Q - What was on the tape you sent him that caught his attention? Did he ever tell you?

A - The demo tape I sent Frank in 1969 consisted of five or six songs I had written. All of then were pretty short. Several had lyrics. Frank specifically mentioned that he liked my guitar playing on the songs. He also liked some of the lyrics, like one called "The Bones Go Down", which was about the La Brea tar pits.

Q - Do you consider Zappa a musical genius?

A - I once asked Frank how he could listen to Stravinsky on the one hand and then turn around and listen to some amateurish sounding Doo-Wop group with the same intense appreciation. He replied, "There's just two kinds of music, good music and bad music. If you like something, it's good music. If you don't, it's bad music." To me, Frank Zappa is good music. He may not be Bartok or Bach, but his harmonic vocabulary, his peculiar rhythms, his fiery, audacious guitar playing, and his overall compositional scope speak to me and resonate in me the way no other music ever has or will. Evidently a lot of other people feel that way too. Does that indicate genius? Why not!

Q - You say that Frank had been "damaged emotionally". What do you mean by that? By whom?

A - There was a number of different events in Frank's life, all negative, which marked turning points for him. I think he developed his whole reverse psychology philosophy as a result of being a funny looking Italian kid in the '50s and being sneered at by his supposedly normal peers. He probably decided at a relatively early age that he was not only going to join the football team, he was going to spend the rest of his life revealing the emptiness of those guys' lives. It was the classic smart loner syndrome, only he elevated it into an art. But there were two specific things that really affected him profoundly. One was 1963, before anybody knew who he was, and the other thing happened in 1971, after he had become well established on the music scene. In 1963 he was involved in an entrapment case in Cucamonga, California. He was set up on a conspiracy to commit pornography charge, convicted of a felony and spent a few weeks in jail. In 1971, at the end of a long tour, he was thrown off the stage at the Rainbow Theatre in London by a member of the audience and severely injured. I didn't know Frank in 1963, but the Cucamonga bust had obviously left deep scars on his psyche. The Rainbow Theatre assault occurred at the end of the tour I was on. I saw Frank constantly when he came home and he was never the same afterward. When I met him in 1970, Frank had a warmth and charm, a quaint, affectionate quality unlike anything I've seen before or since. After the Rainbow Theatre assault, that warmth began to be increasingly replaced by hostility, cynicism and arrogance. His whole view of the world was shaken by that guy's attack. I don't think he ever trusted anybody again after that.
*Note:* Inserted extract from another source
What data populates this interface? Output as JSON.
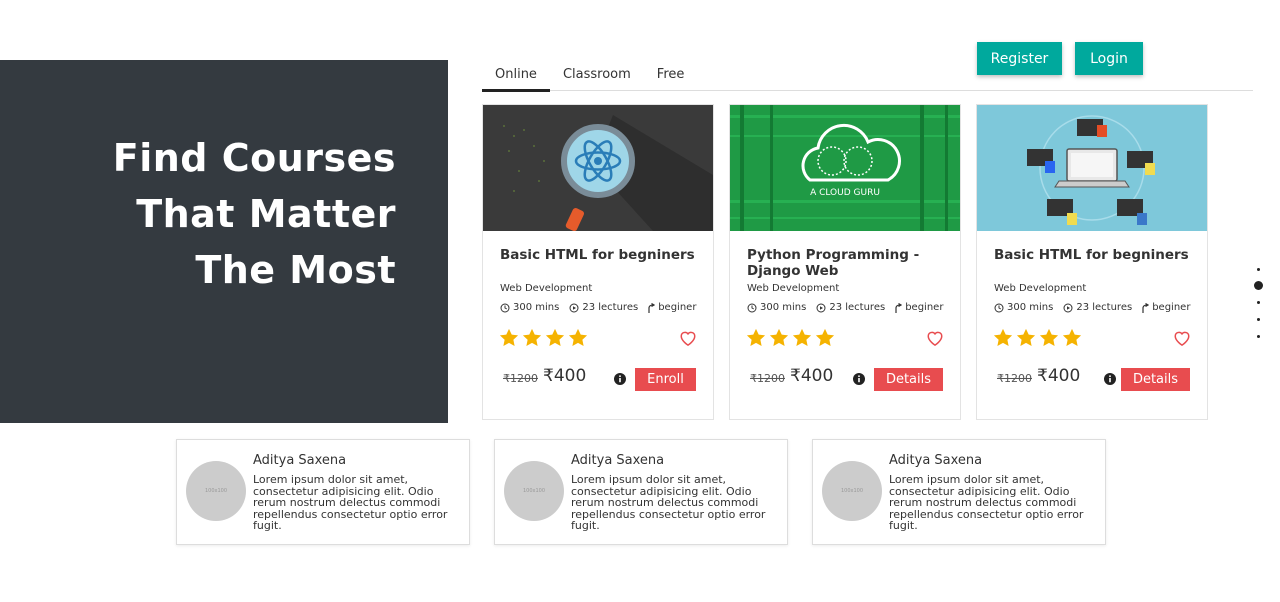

Q - Was Frank Zappa a bitter man? He certainly comes across as bitter. Didn't he achieve what he set out to achieve?

A - I think Frank had unrealistically high expectations. I think his view was that he was a rare, exemplary individual in a devious, dangerous, incompetent world. To Frank, people were shlubs at best, traitors at worst. Part of that was his adolescence and his Catholic upbringing. Part of it was that as he became more famous, he increasingly lost touch with the real world. In a sense, the more he achieved, the worst it got because he kept withdrawing farther and farther into his own reality. Once on the '71 tour, everything was going wrong. I'd come down with the flu. The airport baggage claim had misplaced my guitar and who knows what else. But I was cracking jokes about it. Frank noticed and told me, "Don't ever lose your sense of humor." I wish he could have taken his own advice. He had a great sense of humor, but his sourness and cynicism often seemed to dominate. But after all, a cynic is just a romantic who's been disillusioned by life. So maybe it made sense anyway.